Iraq’s woes surely are good for the Russians and the Iranians. Russia just delivered five Sukhoi 25′s, their nimbler but less powerful competitor to our Warthog close-air-defense fighter (that’s the one the Pentagon proposes to eliminate), the first installment on a $500 million contract for a dozen of them. Russia also is selling $2 billion of arms, including attack helicopters, to Egypt, and with Saudi funding. The Iranians meanwhile have sent in special forces and armaments.
All of this makes our leadership in both parties look like idiots, and that is bad for America. Even those of us who think that our leadership are idiots cringe when it becomes obvious to the rest of the world. The American public by a margin of 71:22 thinks that the Iraq War wasn’t worth it. They are against any sort of intervention because there is no-one they trust to conduct intervention sensibly.
Putin is not smarter than we are. He is simply unburdened by the illusion that most of the countries in the region should or will succeed, and he is willing to stay one jump ahead of the game, maneuvering for advantage as opportunities emerge.
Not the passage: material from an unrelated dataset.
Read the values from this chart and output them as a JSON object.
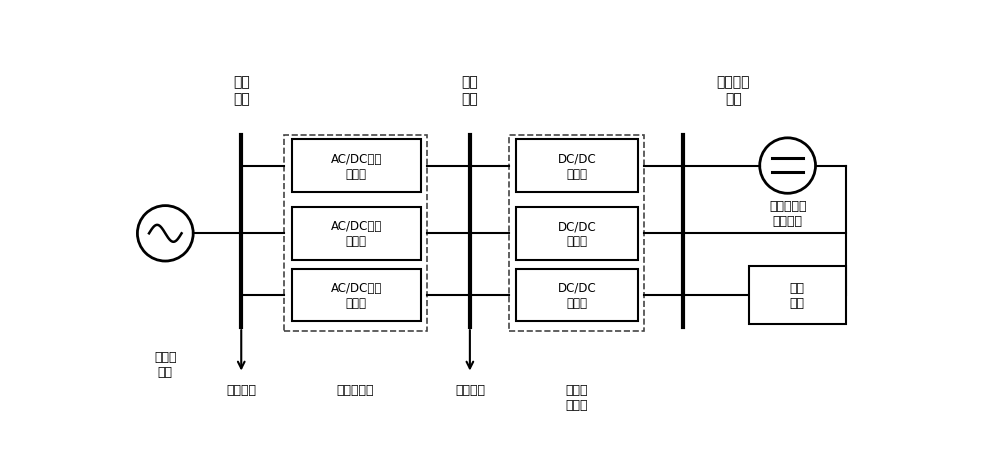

We are fettered by Obama’s affirmative-action approach to the Muslim world as articulated in his July 2009 Cairo address and numerous subsequent statements, and the Republicans’ ideological belief that the mere form of parliamentary democracy fixes all problems.
The intrusion of reality benefits the likes of Putin, because Putin is a realist. It hurts us, because we refuse to accept reality. Our leaders live in ideological bubbles; they are incapable of considering the consequence of their errors, because they believe in their respective causes (the innate goodness of Islam or the innate propensity of people towards democracy) with religious intensity.
The U.S. needs to draw a line around its allies — the Gulf states and the kingdom of Jordan — and ensure that the ISIS problem is contained at their borders. What happens inside Iraq is not our concern, although we might want to quietly tweak this or that aspect of the facts on the ground. But it is pointless for another American to die in that miserable place. The Balkans, said Bismarck, wasn’t worth the bones of a single Pomeranian grenadier. All the less so Mesopotamia.
What should we do in Iraq? Be the bad guy in the “Three Musketeers.”